I cannot express enough how much I enjoy the Pillars of Jerez videos from González Byass! I am very fortunate to have co-host Christopher Canale-Parola living in my city of Portland, Oregon. We continue our chat around the third and fourth pillars; biological and oxidative aging.
Seana – Some say the salinity in Manzanilla and Fino comes from the sea air. Others say it’s the soil, having been under water so many years ago. Is it one or both, or just BS?
Christopher – No, I don’t think it’s BS at all, and very important in fact. You’ve got to remember that when you have a biologically aged sherry, you have this big surface area that’s covered with this living yeast. That yeast is constantly in contact with the oxygen in the air around it, and it will have an impact.
S – Is flor only particular for that area? I have friends who always ask if I’m going to make sherry, and I just laugh.
C – The sherry region isn’t the only one that uses flor yeast, but it is one of very few, and it’s the only one that does it exactly in that way. So, for example in Jura in France, there are white wines that are aged under a layer of yeast. So, here and there in the wine world, it does exist, but it’s very difficult to reproduce.
People have taken yeasts to Australia; they’ve taken it to the States, and to South Africa. People have tried to age beer under it in Belgium, but it’s very difficult because you’ve taken a native yeast out of its home environment. It just doesn’t do its thing.
S– So most sherry styles outside of the region are going to be an oxidative style?
C – Predominantly yes, which I think is perhaps the traditional mass-marketed cooking sherry. Everyday I’m still teaching people that sherry isn’t just a cooking wine. That, I think will be mostly oxidized wine that people are reproducing.
S – Putting aside that sherry is protected in the first place, I can’t imagine replicating the process elsewhere.

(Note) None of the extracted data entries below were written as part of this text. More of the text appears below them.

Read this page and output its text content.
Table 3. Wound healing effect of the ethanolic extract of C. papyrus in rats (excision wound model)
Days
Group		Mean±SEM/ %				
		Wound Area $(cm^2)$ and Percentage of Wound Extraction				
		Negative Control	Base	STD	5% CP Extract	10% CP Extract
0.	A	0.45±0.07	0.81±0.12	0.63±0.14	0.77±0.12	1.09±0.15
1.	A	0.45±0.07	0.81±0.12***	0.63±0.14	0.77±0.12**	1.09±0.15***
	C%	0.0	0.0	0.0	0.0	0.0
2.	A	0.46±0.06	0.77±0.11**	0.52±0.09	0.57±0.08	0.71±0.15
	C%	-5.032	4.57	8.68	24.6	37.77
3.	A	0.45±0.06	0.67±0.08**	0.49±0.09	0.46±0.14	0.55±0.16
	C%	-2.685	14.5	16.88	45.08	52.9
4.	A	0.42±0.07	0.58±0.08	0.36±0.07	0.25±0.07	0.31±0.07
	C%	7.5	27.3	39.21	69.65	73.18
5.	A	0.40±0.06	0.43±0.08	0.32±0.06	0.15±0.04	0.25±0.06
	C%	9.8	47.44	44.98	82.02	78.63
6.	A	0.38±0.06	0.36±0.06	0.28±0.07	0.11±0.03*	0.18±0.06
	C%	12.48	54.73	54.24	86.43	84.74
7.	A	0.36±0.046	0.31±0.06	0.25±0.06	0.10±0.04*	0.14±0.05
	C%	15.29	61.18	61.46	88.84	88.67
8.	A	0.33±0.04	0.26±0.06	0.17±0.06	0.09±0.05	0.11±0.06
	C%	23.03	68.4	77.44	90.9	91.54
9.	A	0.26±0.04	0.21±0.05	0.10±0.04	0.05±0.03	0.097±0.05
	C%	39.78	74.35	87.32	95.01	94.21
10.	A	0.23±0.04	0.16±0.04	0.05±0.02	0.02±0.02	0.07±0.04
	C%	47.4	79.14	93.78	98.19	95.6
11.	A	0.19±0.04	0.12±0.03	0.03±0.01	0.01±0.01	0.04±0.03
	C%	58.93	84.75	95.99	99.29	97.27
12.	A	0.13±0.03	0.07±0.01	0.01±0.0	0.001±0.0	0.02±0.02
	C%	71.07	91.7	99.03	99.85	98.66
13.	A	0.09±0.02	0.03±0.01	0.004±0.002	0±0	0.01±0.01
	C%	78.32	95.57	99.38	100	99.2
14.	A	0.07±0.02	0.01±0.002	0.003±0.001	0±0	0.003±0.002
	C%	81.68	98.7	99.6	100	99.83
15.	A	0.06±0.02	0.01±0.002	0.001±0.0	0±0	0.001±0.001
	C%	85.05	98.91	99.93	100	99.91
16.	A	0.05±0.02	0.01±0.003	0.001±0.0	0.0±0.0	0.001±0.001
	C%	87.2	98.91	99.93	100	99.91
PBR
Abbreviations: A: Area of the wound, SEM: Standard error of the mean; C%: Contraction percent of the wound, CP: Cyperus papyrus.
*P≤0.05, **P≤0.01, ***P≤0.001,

C – I am aware of a couple of more serious operations that have really tried to make a sherry style wine. As far as I’m concerned, there’s no reason why you can’t make wines in a similar style that are really good elsewhere, or there’s no reason why you don’t try. It’s just difficult to do.
It’s like the Champagne community perhaps saying you can’t make sparkling wines outside of Champagne. Of course you can, right? With Champagne, it gives us a good feeling and people love drinking it, yet most people have no idea how it’s made. To most people, a sparkling wine from Prosecco is more or less the same as Champagne, except that one’s just more expensive and they should like it more. But ask them about it, and they probably won’t know.
At the moment the sherry world would say you can’t make sherry outside the sherry world. You can’t call it that, and it probably won’t be as good. But that’s no reason why somebody doesn’t give it a go, you know? The wine world is in constant motion. It wouldn’t surprise me if that was something that became more of a thing going forward.
We are incredibly privileged where we are in terms of climate and soil. You just can’t ever think anything will come close in terms of quality. If we could ever get there with sherry, where we don’t have to explain the solera system, fortification, biological aging, oxidative aging, and have them dig it and want it – give it a little sex appeal, you know – that would be wonderful!